C’est à Sète, dans la maison qu’il a conçue et faite construire près du cimetière marin, que Pierre Soulages a résidé et travaillé durant les dernières années de sa vie. Un attachement né de sa rencontre avec Colette, native de la ville, qu’il a épousée en 1942 dans l’île singulière. Mais aussi un ancrage artistiquement fécond.
C’est un chemin privé niché sur le flanc sud du Mont Saint-Clair, tout au bout du célèbre cimetière marin. Le 16 mars 2018, on y a vu pénétrer un étrange ballet motorisé : celui de la voiture présidentielle d’Emmanuel Macron, venu en visite privée. Pas chez n’importe quel habitant de Sète : le chef de l’Etat déjeunait ce jour-là avec Pierre et Colette Soulages, dans leur maison construite en 1960 sur ce bout de terrain surplombant la Méditerranée.
Sète et Soulages, c’est une histoire d’amour : celle du peintre et de Colette, native de la ville et épousée il y a 80 ans presque jour pour jour, le 24 octobre 1942, dans la décanale Saint-Louis et dans une fidélité saisissante à la passion du peintre pour l’outrenoir : il était minuit, ils étaient habillés en noir. 
A l’aube de ses 100 ans, en 2019, l’artiste peignait toujours dans l’île singulière, dans sa maison-atelier faite sur mesure pour que s’épanouisse sa créativité :
Ici, je travaille par désœuvrement. Je n’ai pas l’impression que je travaille, ici. Je me surprends, certains jours, en train de peindre dans mon atelier, et je n’ai pas pris la décision de peindre. Alors que à Paris, lorsque je veux travailler, […] c’est un temps que j’arrache à la vie quotidienne.
Sur le site de l’Institut National de l’Audiovisuel (INA), plusieurs archives montrent le peintre dans son environnement intime sétois, dont il aimait dire : “C’est une chose que nous avons construite en fonction du paysage, de ce terrain, de cet horizon, et aussi de la végétation méditerranéenne qui est propre à Sète. Parce que c’est aussi un jardin. Nous l’avons même voulue comme une sorte de mélange entre la construction et le paysage“. Nombreux sont ceux qui, à l’heure de sa mort, se souviennent sur les réseaux sociaux d’avoir été accueillis à Sète par le couple, à l’image de cet internaute pour qui, sur Twitter, les “pensées vont vers Colette sa femme, 101 ans” :


Une bâtisse et sa parcelle tellement imbriquées dans l’œuvre de Pierre Soulages que l’année de ses 100 ans, elle a fait l’objet d’un vœu d’inscription au titre des monuments historiques. Lors de ses séjours, de plus en plus fréquents jusqu’à devenir permanents ces dernières années, il y passait le plus clair de son temps, discret jusqu’à se mêler rarement à la vie de la cité portuaire. A peine savait-on qu’il se fournissait chez tel ou tel commerce de bouche des alentours des halles.
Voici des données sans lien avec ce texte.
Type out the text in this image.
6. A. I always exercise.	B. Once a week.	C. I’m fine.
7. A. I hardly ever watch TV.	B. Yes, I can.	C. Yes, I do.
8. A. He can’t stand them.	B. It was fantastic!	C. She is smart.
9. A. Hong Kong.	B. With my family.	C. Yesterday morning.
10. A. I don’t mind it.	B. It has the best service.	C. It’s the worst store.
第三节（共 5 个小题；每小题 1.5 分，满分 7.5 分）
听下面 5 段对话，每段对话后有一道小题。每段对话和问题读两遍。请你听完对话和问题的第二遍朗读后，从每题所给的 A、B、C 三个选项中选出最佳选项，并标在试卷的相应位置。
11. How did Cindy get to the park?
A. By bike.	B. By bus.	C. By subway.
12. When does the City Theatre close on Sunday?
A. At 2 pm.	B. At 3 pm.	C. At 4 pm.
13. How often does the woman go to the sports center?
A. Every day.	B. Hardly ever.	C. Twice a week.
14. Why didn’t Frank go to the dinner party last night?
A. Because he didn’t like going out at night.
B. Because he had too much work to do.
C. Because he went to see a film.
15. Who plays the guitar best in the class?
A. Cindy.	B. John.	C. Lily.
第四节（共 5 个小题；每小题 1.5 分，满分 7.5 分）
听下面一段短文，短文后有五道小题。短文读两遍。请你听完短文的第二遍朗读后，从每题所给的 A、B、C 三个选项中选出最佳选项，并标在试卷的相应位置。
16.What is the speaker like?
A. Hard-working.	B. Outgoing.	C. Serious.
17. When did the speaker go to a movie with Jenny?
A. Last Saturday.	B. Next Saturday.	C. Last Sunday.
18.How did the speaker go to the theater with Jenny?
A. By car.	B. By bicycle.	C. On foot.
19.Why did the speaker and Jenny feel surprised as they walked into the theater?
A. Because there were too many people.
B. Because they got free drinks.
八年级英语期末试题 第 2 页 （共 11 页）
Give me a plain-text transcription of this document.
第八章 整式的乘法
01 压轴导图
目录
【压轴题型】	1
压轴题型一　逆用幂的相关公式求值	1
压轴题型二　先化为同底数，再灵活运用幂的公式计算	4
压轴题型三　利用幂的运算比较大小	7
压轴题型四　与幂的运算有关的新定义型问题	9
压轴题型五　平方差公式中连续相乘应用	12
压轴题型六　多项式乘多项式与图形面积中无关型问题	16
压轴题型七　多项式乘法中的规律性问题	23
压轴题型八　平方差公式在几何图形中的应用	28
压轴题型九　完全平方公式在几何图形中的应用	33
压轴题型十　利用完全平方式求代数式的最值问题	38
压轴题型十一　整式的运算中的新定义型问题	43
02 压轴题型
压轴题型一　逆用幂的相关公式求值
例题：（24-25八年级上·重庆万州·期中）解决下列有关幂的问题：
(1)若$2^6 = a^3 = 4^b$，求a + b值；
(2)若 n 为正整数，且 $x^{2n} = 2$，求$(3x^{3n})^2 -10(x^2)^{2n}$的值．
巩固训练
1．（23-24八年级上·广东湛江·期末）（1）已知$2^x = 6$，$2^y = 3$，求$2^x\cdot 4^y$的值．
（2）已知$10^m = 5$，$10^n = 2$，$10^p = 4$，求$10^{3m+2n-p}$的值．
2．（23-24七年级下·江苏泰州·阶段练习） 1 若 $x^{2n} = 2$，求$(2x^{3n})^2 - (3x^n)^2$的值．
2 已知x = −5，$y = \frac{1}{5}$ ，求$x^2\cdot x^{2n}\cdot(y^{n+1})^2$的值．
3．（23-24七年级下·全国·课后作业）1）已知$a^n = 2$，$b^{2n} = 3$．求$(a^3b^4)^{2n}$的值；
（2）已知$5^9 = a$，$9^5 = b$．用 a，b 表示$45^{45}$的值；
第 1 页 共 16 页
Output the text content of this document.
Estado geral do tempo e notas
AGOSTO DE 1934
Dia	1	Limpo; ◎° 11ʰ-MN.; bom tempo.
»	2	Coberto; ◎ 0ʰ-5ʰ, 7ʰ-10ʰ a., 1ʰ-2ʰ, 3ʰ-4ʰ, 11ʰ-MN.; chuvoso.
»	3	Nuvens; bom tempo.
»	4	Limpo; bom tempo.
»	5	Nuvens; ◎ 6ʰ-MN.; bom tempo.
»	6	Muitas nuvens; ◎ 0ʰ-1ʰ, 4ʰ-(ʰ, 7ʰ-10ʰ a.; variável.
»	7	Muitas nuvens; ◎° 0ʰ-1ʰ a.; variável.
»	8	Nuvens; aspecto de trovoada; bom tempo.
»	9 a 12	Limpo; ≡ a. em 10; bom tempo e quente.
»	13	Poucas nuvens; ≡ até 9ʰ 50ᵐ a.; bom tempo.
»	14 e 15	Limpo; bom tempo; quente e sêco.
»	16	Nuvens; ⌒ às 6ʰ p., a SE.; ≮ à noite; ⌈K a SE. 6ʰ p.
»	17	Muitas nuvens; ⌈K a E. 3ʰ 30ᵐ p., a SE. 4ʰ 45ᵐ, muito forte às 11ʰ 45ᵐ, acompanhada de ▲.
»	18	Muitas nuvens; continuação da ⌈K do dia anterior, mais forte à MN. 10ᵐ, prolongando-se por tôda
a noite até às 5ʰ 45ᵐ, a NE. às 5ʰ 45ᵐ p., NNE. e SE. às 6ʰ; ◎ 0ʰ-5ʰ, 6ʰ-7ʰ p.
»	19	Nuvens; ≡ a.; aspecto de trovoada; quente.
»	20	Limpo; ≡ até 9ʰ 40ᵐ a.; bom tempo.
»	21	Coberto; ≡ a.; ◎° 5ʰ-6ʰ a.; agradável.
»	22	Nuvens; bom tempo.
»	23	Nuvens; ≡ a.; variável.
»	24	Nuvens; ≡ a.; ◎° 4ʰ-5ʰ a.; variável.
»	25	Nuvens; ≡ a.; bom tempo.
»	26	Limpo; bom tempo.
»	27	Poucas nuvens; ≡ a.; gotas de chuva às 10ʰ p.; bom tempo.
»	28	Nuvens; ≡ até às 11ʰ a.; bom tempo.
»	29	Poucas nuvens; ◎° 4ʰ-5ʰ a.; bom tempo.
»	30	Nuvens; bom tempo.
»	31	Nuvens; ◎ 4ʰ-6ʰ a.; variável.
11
Mais l’ombre de l’homme de l’outrenoir planait comme une figure tutélaire sur la ville, où chacun savait qu’il y résidait, à l’instar de nombreux artistes avant lui et aujourd’hui encore. A l’annonce de son décès, le maire François Commeinhes a rendu hommage au Sétois d’adoption :
C’est au milieu des trois incontestables déités si chères à Paul Valéry, à savoir la mer, le ciel et le soleil que Pierre Soulages a consacré sa vie à l’étude de la lumière secrète venue du noir. […] La Ville et les Sétois lui sont reconnaissants de les avoir choisis comme port d’attache.
Longtemps, un projet de fondation a alimenté les tractations entre Pierre Soulages et la ville, dans les années 1980, jusqu’à ce que la municipalité abandonne face aux contraintes financières. Un rendez-vous manqué avec Sète dont Midi Libre se faisait l’écho en 2014. Le musée Soulages verra finalement le jour bien plus tard, dans la ville natale du peintre.